# #syntax basic syntax
In general, everything is **space separated**; there are no commas,
semicolons, etc., in the syntax.
**Comments** are in the usual shell-ish style.
**User names** and **repo names** are as simple as possible; they must start
with an alphanumeric, but after that they can also contain `.`, `_`, or `-`.
Usernames can optionally be followed by an `@` and a domainname containing at
least one `.` (this allows you to use an email address as someone's username).
Reponames can contain `/` characters (this allows you to put your repos in a
tree-structure for convenience)
There are no continuation lines by default.
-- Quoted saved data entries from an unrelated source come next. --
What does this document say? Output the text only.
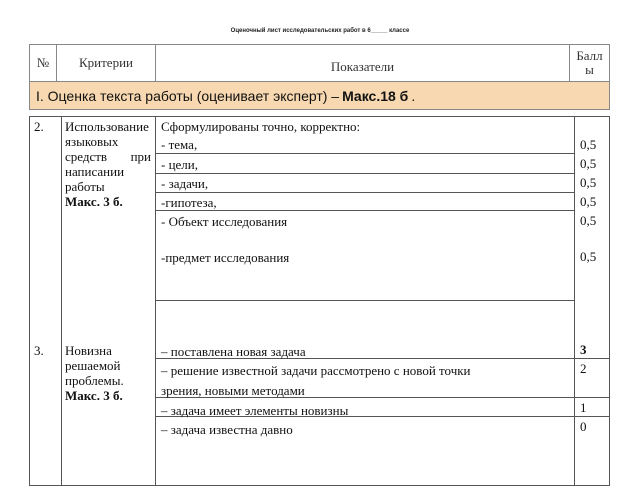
Оценочный лист исследовательских работ в 6_____ классе
№	Критерии	Показатели
Баллы
I. Оценка текста работы (оценивает эксперт) – Макс.18 б .
2. Использование языковых средств при написании работы
Макс. 3 б.
Сформулированы точно, корректно:
- тема,
- цели,
- задачи,
-гипотеза,
- Объект исследования
-предмет исследования
0,5
0,5
0,5
0,5
0,5
0,5
3. Новизна решаемой проблемы.
Макс. 3 б.
– поставлена новая задача
– решение известной задачи рассмотрено с новой точки
зрения, новыми методами
– задача имеет элементы новизны
– задача известна давно
3
2
1
0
You do not need them; the section
on "groups" will tell you how you can break up large lists of names in a group
definition into multiple lines.
If you *must* have them, you can optionally enable them;
see the syntactic [sugar][] section.
## #include include files
Gitolite allows you to break up the configuration into multiple files and
include them in the main file for convenience.
include "foo.conf"
will include the contents of the file "foo.conf".
Details:
* You can also use a glob (`include "*.conf"`), or put your include files
into subdirectories of "conf" (`include "foo/bar.conf"`), or both
(`include "repos/*.conf"`).
* Included files are always searched from the gitolite-admin repo's "conf/"
directory, unless you supplied an absolute path. (Note: in the interests
of cloning the admin-repo sanely you should avoid absolute paths!)
* If you ended up recursing, files that have been already processed once are
skipped, with a warning.
Advanced users: `subconf`, a command that is very closely
related to `include`, is documented [here][subconf].